…as ZMDC accelerates turnaround strategy
Staff Writer
HARARE – Zimbabwe’s state-owned mining group, the Zimbabwe Mining Development Corporation (ZMDC), says its Sabi Gold Mine has doubled annual production to 448kg after exiting judicial management, marking one of the sector’s most notable recovery stories in recent years.
The mine, once facing collapse, has now stabilised operations and restored profitability following a structured rescue process.
ZMDC General Manager Blessed Chitambira said the turnaround reflects broader reforms aimed at repositioning the corporation as a key player in Zimbabwe’s mineral strategy and export earnings outlook.
“The Corporation successfully removed Sabi Gold Mine from judicial management, and the mine has doubled its production to 448kg of gold per annum, a significant achievement from where the company almost folded,” Chitambira said.
Judicial management, a court-supervised mechanism for distressed firms, is typically a last resort before liquidation. Sabi’s exit signals renewed investor confidence, improved financial controls, and operational recovery.
The mine now represents a stable, high-yield asset contributing to local employment and regional economic activity.
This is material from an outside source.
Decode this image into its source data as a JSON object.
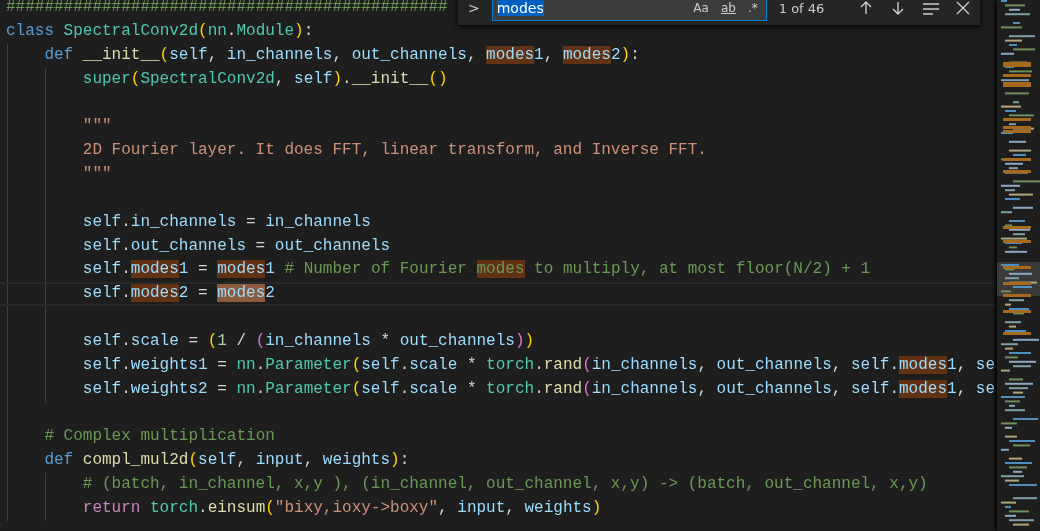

The rebound comes as ZMDC intensifies efforts to grow output across its portfolio in support of Zimbabwe’s push toward upper-middle-income status by 2030. The corporation is targeting growth not only in gold mining but also in base metals as it seeks to diversify revenue streams and mitigate commodity-specific risks.
One of the next major steps in ZMDC’s expansion is the planned reopening of the Golden Kopje Mine in Chinhoyi in 2025.
Chitambira said the project is expected to add roughly 200kg of gold annually once operations resume, helping lift overall national production at a time when Zimbabwe is trying to increase exports and strengthen foreign-currency receipts.
The corporation is also advancing work at Sanyati Copper Mines, a once-prominent asset that has been idle for years. Exploration programmes conducted with a strategic partner have delivered “pleasing results,” according to Chitambira, laying the groundwork for the mine’s full revival.
“Production is expected to commence in the first quarter of 2027,” he said, noting that a return to copper output would diversify ZMDC’s portfolio and reduce the country’s dependence on imports of the industrial metal.
The momentum across projects comes after ZMDC’s removal from international sanctions lists in 2024, a development executives say has widened access to global markets and improved prospects for fresh investment.
The corporation is now engaging potential strategic partners, exploring opportunities to access new technology, and positioning its mines for higher productivity.
Chitambira said ZMDC is accelerating efforts to ensure its operations align with Zimbabwe’s economic development agenda. “The future is looking bright as we leave no one and no place behind,” he said, echoing the government’s inclusive growth philosophy.
Sabi Gold Mine’s recovery stands out as the clearest signal of ZMDC’s renewed operational capability. From the brink of collapse, the mine has become a key contributor to the corporation’s financial turnaround and a model for how state mining assets can be restructured and returned to profitability.
As ZMDC pushes ahead with new projects and asset revivals, the corporation is positioning itself to assume a larger role in Zimbabwe’s mining-led growth trajectory, a critical pillar of the country’s medium-term economic ambitions.